The Protocol’s Role in the Halt
As a fundamental design choice, Stellar prefers consistency and partition resilience over liveness. In other words, when faced with consensus uncertainty, the Stellar Consensus Protocol (SCP) prefers to halt rather than operate in a potentially inconsistent state. This is different from other blockchains, in which “the chain must go on” even at the price of soft forks.
Financial institutions prefer downtime over inconsistent data, that’s why they choose Stellar. It’s much better for a financial network to go offline temporarily than to produce permanent false or disputed results.
Still, with the right tooling, Stellar shouldn’t need to halt. Here’s how we will mitigate future risk:
- Better monitoring and alerting. People running validators need to be aware when nodes in their quorumsets are missing. We are doing several things to improve this. We are making changes to stellar-core that make it much more obvious when nodes are missing and that allow operators to receive alerts when an important node is down. We will also work with Stellarbeat to make it more obvious when critical nodes are missing from the network. We’ll also make a bot to post to our public validators channel anytime a node go down. All of this should make it much less likely that the network slips into the fragile state it did yesterday.
- Quicker restarts. The other important focus is to help operators recover quickly if the network does halt. Right now the process imposed by stellar-core is cumbersome and requires too much coordination by participants. There are a few ways to make it so validators can quickly and easily recover from a stuck state and we are now prioritizing getting these into stellar-core. This outage would have been much shorter with these in place.
Even before this halt, we’d been working on improving the reporting capabilities of Stellar-core. Stellar-core 11.1.0RC already contains a command for getting a full transitive quorum set report. Other monitoring commands will be prioritized.
Stellar’s Increasing Decentralization
For the past few months the Stellar community has been hard at work setting up new validators and building diverse quorum sets, so Stellar works without SDF’s direct involvement. You can read more about this effort in SatoshiPay’s recent post.

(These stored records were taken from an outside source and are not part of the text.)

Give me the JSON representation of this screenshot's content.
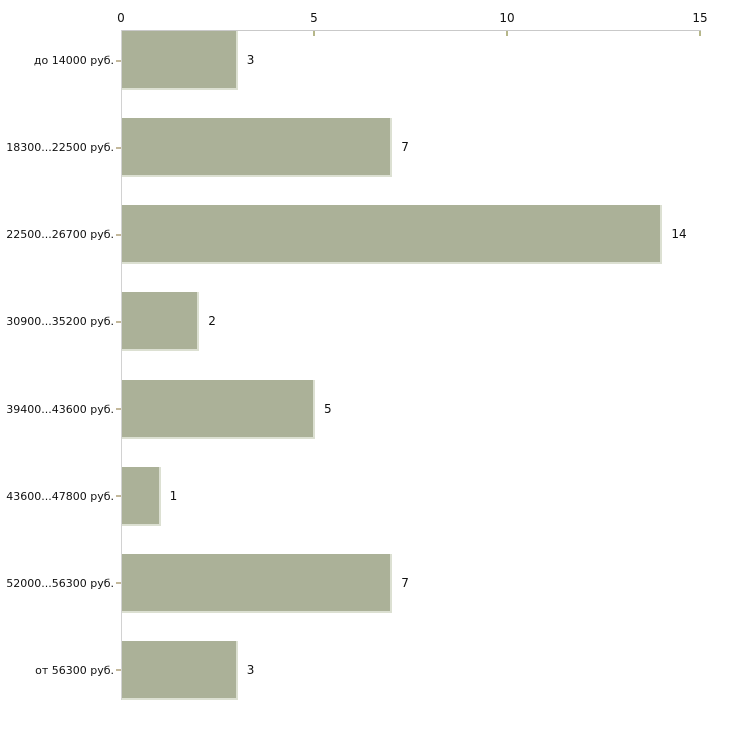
{
  "chart_data": {
    "type": "bar",
    "orientation": "horizontal",
    "title": "",
    "xlabel": "",
    "ylabel": "",
    "categories": [
      "до 14000 руб.",
      "18300...22500 руб.",
      "22500...26700 руб.",
      "30900...35200 руб.",
      "39400...43600 руб.",
      "43600...47800 руб.",
      "52000...56300 руб.",
      "от 56300 руб."
    ],
    "values": [
      3,
      7,
      14,
      2,
      5,
      1,
      7,
      3
    ],
    "value_labels_shown": true,
    "x_ticks": [
      0,
      5,
      10,
      15
    ],
    "xlim": [
      0,
      15
    ],
    "axis_position": "top",
    "grid": false,
    "legend": false,
    "colors": {
      "bar_fill": "#abb198",
      "bar_edge": "#dce0d2",
      "axis_line": "#c9c9c9",
      "x_tick_mark": "#b6b78a",
      "y_tick_mark": "#c3b89b",
      "text": "#111111",
      "background": "#ffffff"
    }
  }
}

Many of these new nodes are still working toward the standard of availability that the network expects. In the past few weeks we saw, repeatedly, misconfigured or down validators hampering consensus. This led to flaky liveness status in which an additional failure or two at the wrong time could bring the whole network to a halt. And that’s exactly what happened yesterday: Keybase took down their validator for maintenance at a time when other validators were shaky or down, and Stellar stopped.

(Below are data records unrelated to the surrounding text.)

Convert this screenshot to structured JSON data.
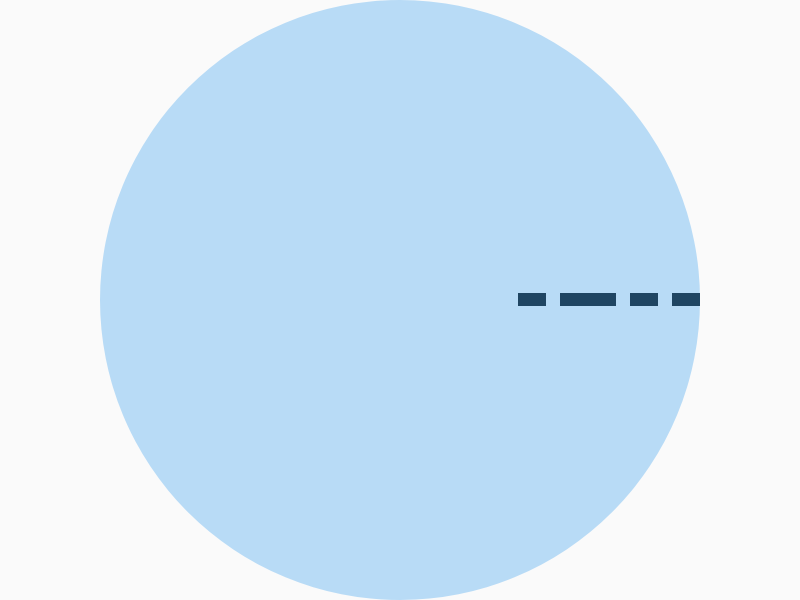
{
  "colors": {
    "background": "#fafafa",
    "disc_fill": "#b8dbf6",
    "dash_color": "#1f4562"
  },
  "shapes": {
    "disc": "filled-circle",
    "radius_marker": "dashed-radius-line"
  }
}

Here’s how we’ll keep this from happening again:
- Better onboarding for new validators. Users need published standards and explorers to help them create “good” quorumsets. There should be tools to allow simple “what-if” scenarios. Reasoning about quorum intersection isn’t easy, and there needs to be more public guidance.
- Better operator standards. We will increase operator coordination so that maintenance schedules are publicly communicated. We will also help operators keep their nodes and their quorum choices up-to-date.
The State of the Network
In response to yesterday’s halt, key validators on the network coordinated a configuration change in which quourumsets were reduced to only include highly available validators. Within an hour, the network was alive, processing transactions and closing ledgers.
UPDATE: The outage on May 15 left the Stellar network in a fragile state, with only 4 parties as the core validators. Later, we experienced a brief additional problem as the quorum sets of two parties no longer had sufficient overlap with the other two. The network was taken down briefly while we repaired this.